Scar, the lion who would be king, is skinnier and weaker than his older brother Mufasa. His voice soars into soprano away from his brother’s honeyed bass. He rolls his eyes, checks his claws more often than a drag queen and purrs “oh I shall practise my curtsey” before slinking off. “There’s one in every family – two in mine, actually – and they always manage to ruin special occasions,” chirps Zazu the bird. How else to interpret this? Femme is bad and bad is femme. Ursula the Seawitch is, ironically, modelled on Divine, the plus-size dog-shit eating drag muse of John Waters. She’s a gravelly voiced predator, a butch lesbian with wandering tentacles. Butch is also bad but only if you’re supposed to be femme.
Is all this really important? Yes, when two in five young LGBT people have attempted or considered suicide because of bullying and the same number self-harm. It’s as vital as compulsory secular sex education in schools. The silver screen is a mirror upon which we all long to see ourselves. And not as jokes at best or baddies at worst.
“There is no doubt that kids seeing positively portrayed gay characters could have a significant effect that would contribute to such children’s learning about the world and who is in it,” says Edward Schiappa, a professor of compar-ative media studies at the Massachusetts Institute of Technology.
Sarah Kate Ellis, from GLAAD, said of Beauty and the Beast: “It’s a wonderful step forward.
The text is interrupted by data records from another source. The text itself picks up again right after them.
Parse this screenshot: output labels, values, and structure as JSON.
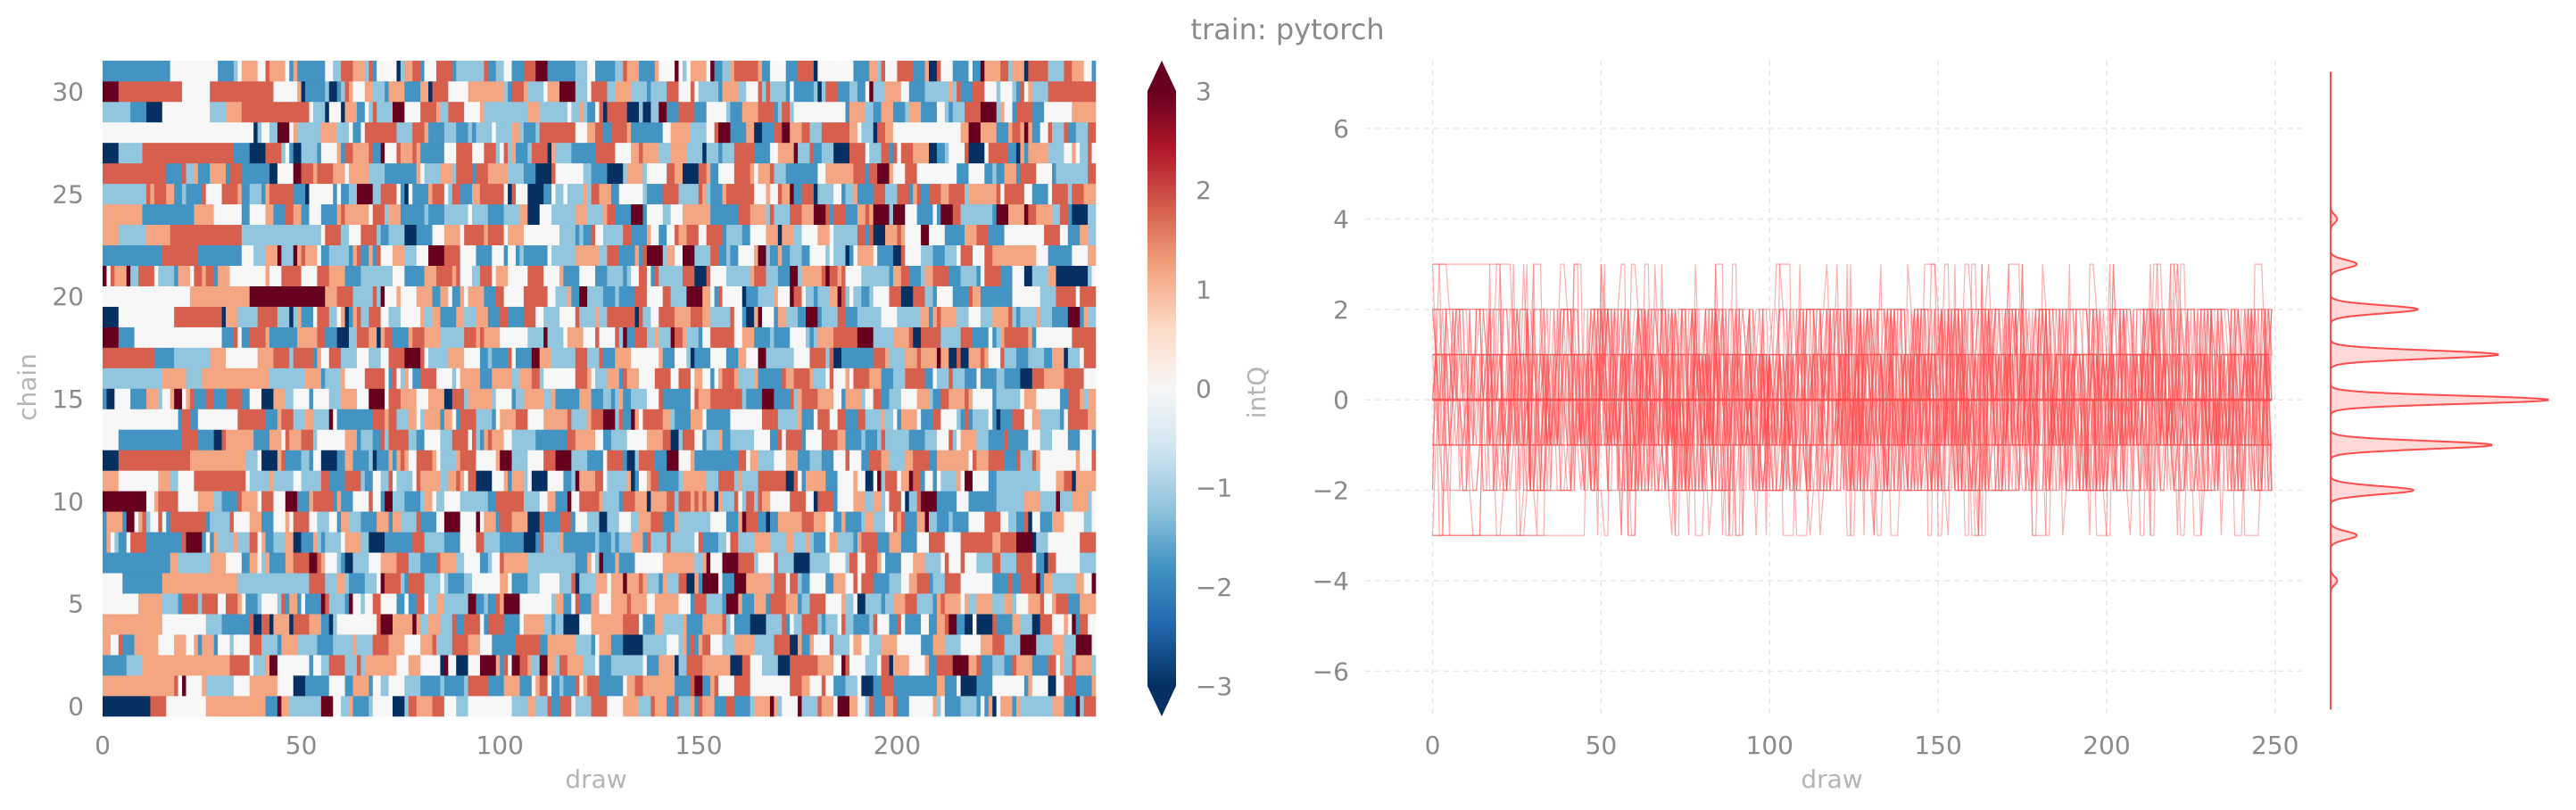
{
  "title": "train: pytorch",
  "chart_data": [
    {
      "type": "heatmap",
      "xlabel": "draw",
      "ylabel": "chain",
      "xlim": [
        0,
        250
      ],
      "ylim": [
        -0.5,
        31.5
      ],
      "xticks": [
        0,
        50,
        100,
        150,
        200
      ],
      "yticks": [
        0,
        5,
        10,
        15,
        20,
        25,
        30
      ],
      "n_chains": 32,
      "n_draws": 250,
      "colorbar": {
        "label": "intQ",
        "range": [
          -3,
          3
        ],
        "ticks": [
          -3,
          -2,
          -1,
          0,
          1,
          2,
          3
        ],
        "tick_labels": [
          "−3",
          "−2",
          "−1",
          "0",
          "1",
          "2",
          "3"
        ],
        "colormap": "RdBu_r",
        "colors": [
          "#053061",
          "#2166ac",
          "#4393c3",
          "#92c5de",
          "#d1e5f0",
          "#f7f7f7",
          "#fddbc7",
          "#f4a582",
          "#d6604d",
          "#b2182b",
          "#67001f"
        ]
      },
      "note_values": "integer intQ values in [-3, 3] per chain/draw; long constant runs in early draws for several chains"
    },
    {
      "type": "line",
      "xlabel": "draw",
      "xlim": [
        -20,
        258
      ],
      "ylim": [
        -7,
        7.5
      ],
      "xticks": [
        0,
        50,
        100,
        150,
        200,
        250
      ],
      "yticks": [
        6,
        4,
        2,
        0,
        -2,
        -4,
        -6
      ],
      "ytick_labels": [
        "6",
        "4",
        "2",
        "0",
        "−2",
        "−4",
        "−6"
      ],
      "n_traces": 32,
      "n_draws": 250,
      "trace_color": "#ff4d4d",
      "grid": true,
      "mean_line": 0.0,
      "trace_range": [
        -5,
        5
      ],
      "marginal_density": {
        "type": "kde",
        "values": [
          -4,
          -3,
          -2,
          -1,
          0,
          1,
          2,
          3,
          4
        ],
        "relative_heights": [
          0.03,
          0.12,
          0.38,
          0.74,
          1.0,
          0.77,
          0.4,
          0.12,
          0.03
        ],
        "color": "#ff4d4d"
      }
    }
  ]
}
More and more, as studios want to appeal to youth audiences, they’re going to have to include LGBTQ storylines and characters.”
Imagine if Disney listened to the massive Twitter campaign#GiveElsaAGirlfriend for the Frozen sequel. You’re thinking Disney can’t get any gayer than Let It Go: “Conceal don’t feel, don’t let them know/ Well now they know!” But they can and they must.
Elsa’s message of self-actualisation speaks loudly to the LGBT community. Every June, since 1991, LGBT people have taken over Disney Orlando. Around 150,000 LGBT people, families, friends and supporters attend the six-day gathering. Attendees, all in red T-shirts, reclaim their childhoods and just generally love rollercoasters. Disney takes their dollars but won’t make it an official event. This summer, Magical Pride will happen at DisneyLand Paris as part of their 25th birthday – sanctioning this would be smart and significant.
A joyful lesbian princess would be totally on-brand for Disney whose central message has always been: be yourself, be brave, make your own happy ending.
If Belle can get her buffalo surely Elsa can get her girl. All we want is a bisexual candlestick, a lesbian teapot, a trans teacup. Come on Disney, be our guest.